On Thursday, the CSPA Board of Directors met and took positions on a few bills. The CSPA will be monitoring SB 183 Law Enforcement Support & Accountability, sponsored by Senator Paul Lundeen (R-Monument), and HB 1142 Eyewitness Identification Show-up Regulations, sponsored by Representative Jennifer Bacon (D-Denver) and Senator Julie Gonzales (D-Denver).
The CSPA will try to amend SB 174 Policies for Peace Officer Credibility Disclosures, sponsored by Senators John Cooke (R-Windsor) and Joann Ginal (D-Fort Collins) and Representatives Shannon Bird (D-Westminster) and Terri Carver (R-Colorado Springs). SB 174 codifies the Brady disclosure process. As introduced, the bill requires a law enforcement agency to notify the District Attorney’s Office in its jurisdiction when the agency initiates an internal investigation regarding an allegation, or has determined there is a sustained finding, concerning a peace officer’s truthfulness. We are going to attempt to amend the bill to require the agency to make the disclosure only once there is a sustained finding.

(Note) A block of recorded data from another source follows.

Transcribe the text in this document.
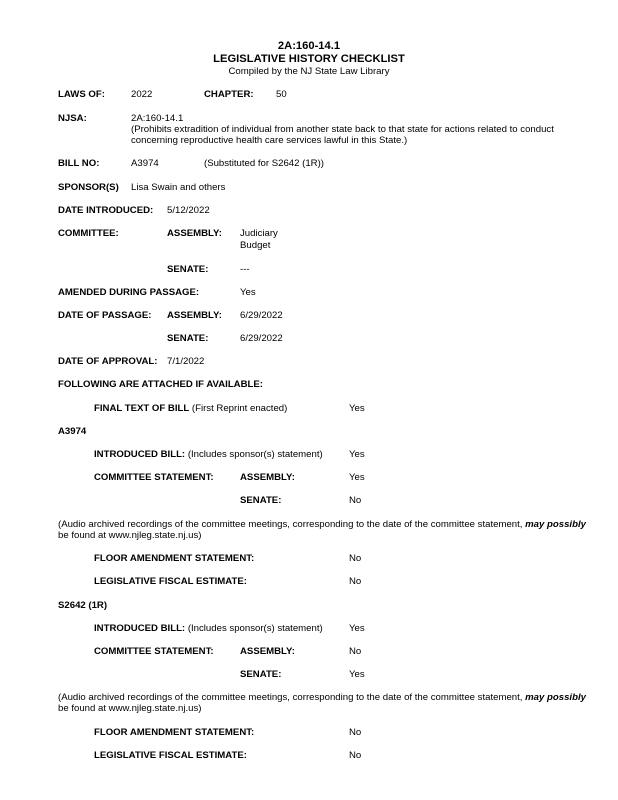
2A:160-14.1
LEGISLATIVE HISTORY CHECKLIST
Compiled by the NJ State Law Library
LAWS OF:	2022	CHAPTER: 50
NJSA:	2A:160-14.1
(Prohibits extradition of individual from another state back to that state for actions related to conduct
concerning reproductive health care services lawful in this State.)
BILL NO:	A3974	(Substituted for S2642 (1R))
SPONSOR(S) Lisa Swain and others
DATE INTRODUCED: 5/12/2022
COMMITTEE:	ASSEMBLY: Judiciary
Budget
SENATE:	---
AMENDED DURING PASSAGE:	Yes
DATE OF PASSAGE: ASSEMBLY: 6/29/2022
SENATE:	6/29/2022
DATE OF APPROVAL: 7/1/2022
FOLLOWING ARE ATTACHED IF AVAILABLE:
FINAL TEXT OF BILL (First Reprint enacted)	Yes
A3974
INTRODUCED BILL: (Includes sponsor(s) statement)	Yes
COMMITTEE STATEMENT:	ASSEMBLY:	Yes
SENATE:	No
(Audio archived recordings of the committee meetings, corresponding to the date of the committee statement, may possibly
be found at www.njleg.state.nj.us)
FLOOR AMENDMENT STATEMENT:	No
LEGISLATIVE FISCAL ESTIMATE:	No
S2642 (1R)
INTRODUCED BILL: (Includes sponsor(s) statement)	Yes
COMMITTEE STATEMENT:	ASSEMBLY:	No
SENATE:	Yes
(Audio archived recordings of the committee meetings, corresponding to the date of the committee statement, may possibly
be found at www.njleg.state.nj.us)
FLOOR AMENDMENT STATEMENT:	No
LEGISLATIVE FISCAL ESTIMATE:	No
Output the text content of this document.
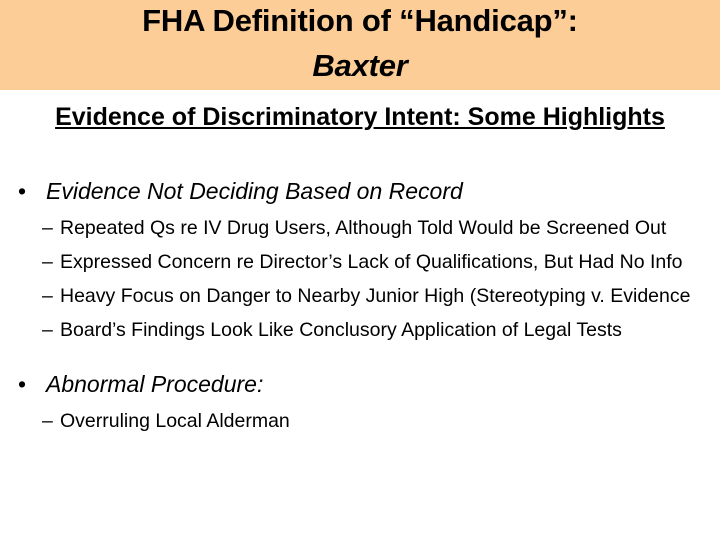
FHA Definition of “Handicap”:
Baxter
Evidence of Discriminatory Intent: Some Highlights
• Evidence Not Deciding Based on Record
– Repeated Qs re IV Drug Users, Although Told Would be Screened Out
– Expressed Concern re Director’s Lack of Qualifications, But Had No Info
– Heavy Focus on Danger to Nearby Junior High (Stereotyping v. Evidence
– Board’s Findings Look Like Conclusory Application of Legal Tests
• Abnormal Procedure:
– Overruling Local Alderman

SB 174 is currently calendared to be heard in the Senate Judiciary Committee on April 1st.
On Friday, the Joint Budget Committee (JBC) heard presentations on the quarterly revenue forecasts from Legislative Council and the Governor’s Office of State Planning & Budgeting (OSPB). As I mentioned last week, it was good news. Both forecasts increased the amount of general fund they anticipate will be available next year. The JBC will now finalize each department’s spending and introduce next year’s budget (also known as the Long Bill) in the next few weeks. Only 83 days until the General Assembly is required to adjourn sine die.